Wychylił się do przodu z żarliwym, niemal tęsknym wyrazem twarzy. Nie pochlebiło mi to. Nie ja wprawiłam go w stan bliski ekstazy. Podnieciła go myśl o zakołkowaniu Mistrza.

– Skąd wiesz, że Mistrz jest mężczyzną?

– W „Post-Dispatch” pojawił się kiedyś artykuł. Co prawda nie padły w nim żadne imiona ani konkrety, ale można było wywnioskować, że ta istota jest rodzaju męskiego – odparł Ruebens.

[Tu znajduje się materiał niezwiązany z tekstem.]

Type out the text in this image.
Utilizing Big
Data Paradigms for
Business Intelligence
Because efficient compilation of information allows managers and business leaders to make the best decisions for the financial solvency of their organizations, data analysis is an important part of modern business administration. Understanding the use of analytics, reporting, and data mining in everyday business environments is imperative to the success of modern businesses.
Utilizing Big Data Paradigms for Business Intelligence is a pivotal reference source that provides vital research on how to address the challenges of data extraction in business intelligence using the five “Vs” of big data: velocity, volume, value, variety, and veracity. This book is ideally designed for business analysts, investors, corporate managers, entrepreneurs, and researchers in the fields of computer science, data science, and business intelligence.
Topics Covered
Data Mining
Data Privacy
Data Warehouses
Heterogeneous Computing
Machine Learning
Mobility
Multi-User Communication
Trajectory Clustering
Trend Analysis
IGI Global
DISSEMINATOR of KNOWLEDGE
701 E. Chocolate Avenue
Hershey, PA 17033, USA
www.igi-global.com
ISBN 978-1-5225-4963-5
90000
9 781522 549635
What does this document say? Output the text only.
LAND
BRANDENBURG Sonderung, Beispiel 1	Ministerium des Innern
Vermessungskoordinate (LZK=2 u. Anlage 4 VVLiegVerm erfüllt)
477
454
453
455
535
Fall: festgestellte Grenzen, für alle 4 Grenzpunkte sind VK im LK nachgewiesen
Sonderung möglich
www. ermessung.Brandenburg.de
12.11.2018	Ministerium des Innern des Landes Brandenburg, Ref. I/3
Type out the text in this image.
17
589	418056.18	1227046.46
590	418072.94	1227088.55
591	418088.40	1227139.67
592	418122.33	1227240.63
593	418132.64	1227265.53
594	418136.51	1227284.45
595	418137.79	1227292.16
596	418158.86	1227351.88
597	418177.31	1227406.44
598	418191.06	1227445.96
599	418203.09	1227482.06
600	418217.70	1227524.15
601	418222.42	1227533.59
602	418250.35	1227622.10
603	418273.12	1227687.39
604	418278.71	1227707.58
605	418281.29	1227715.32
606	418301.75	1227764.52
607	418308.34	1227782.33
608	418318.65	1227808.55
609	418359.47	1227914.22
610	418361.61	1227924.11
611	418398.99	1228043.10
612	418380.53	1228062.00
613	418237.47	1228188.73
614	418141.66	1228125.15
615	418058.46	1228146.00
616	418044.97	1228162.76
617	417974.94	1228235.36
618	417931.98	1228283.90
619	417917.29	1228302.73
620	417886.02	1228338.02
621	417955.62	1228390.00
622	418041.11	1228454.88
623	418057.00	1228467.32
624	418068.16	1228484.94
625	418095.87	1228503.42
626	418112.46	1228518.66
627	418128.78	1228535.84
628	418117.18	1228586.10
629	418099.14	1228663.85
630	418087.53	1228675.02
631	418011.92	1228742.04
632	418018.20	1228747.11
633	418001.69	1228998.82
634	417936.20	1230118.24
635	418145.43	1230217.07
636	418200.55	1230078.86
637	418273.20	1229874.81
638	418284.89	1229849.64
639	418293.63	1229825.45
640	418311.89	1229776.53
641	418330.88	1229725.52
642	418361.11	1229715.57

Ciekawe, jak zareagowałby Jean-Claude na wieść, że ktoś nazwał go „istotą”. Wolałam nie wiedzieć.

– Podam wam adres, a wy pójdziecie tam i co, przebijecie mu serce kołkiem? – Ruebens pokiwał głową. Inger uśmiechnął się. Skrzywiłam się. – Raczej nie.

– Odmawia pani? – spytał Ruebens. – Nie chce nam pani pomóc?

– Nie. Po prostu nie wiem, gdzie znajduje się dzienna kryjówka Mistrza. – Z prawdziwą ulgą powiedziałam prawdę.

– Kłamie pani, aby go chronić – rzucił Ruebens. Jego oblicze spochmurniało, na czole pojawiły się głębokie bruzdy.

– Naprawdę nie mogę panom pomóc. Nie wiem, gdzie to jest. Gdybyście chcieli ożywić jakiegoś nieboszczyka, możemy porozmawiać, ale poza tym… – Nie dokończyłam, posyłając moim rozmówcom szeroki zawodowy uśmiech. Nie zrobiło to na nich wrażenia.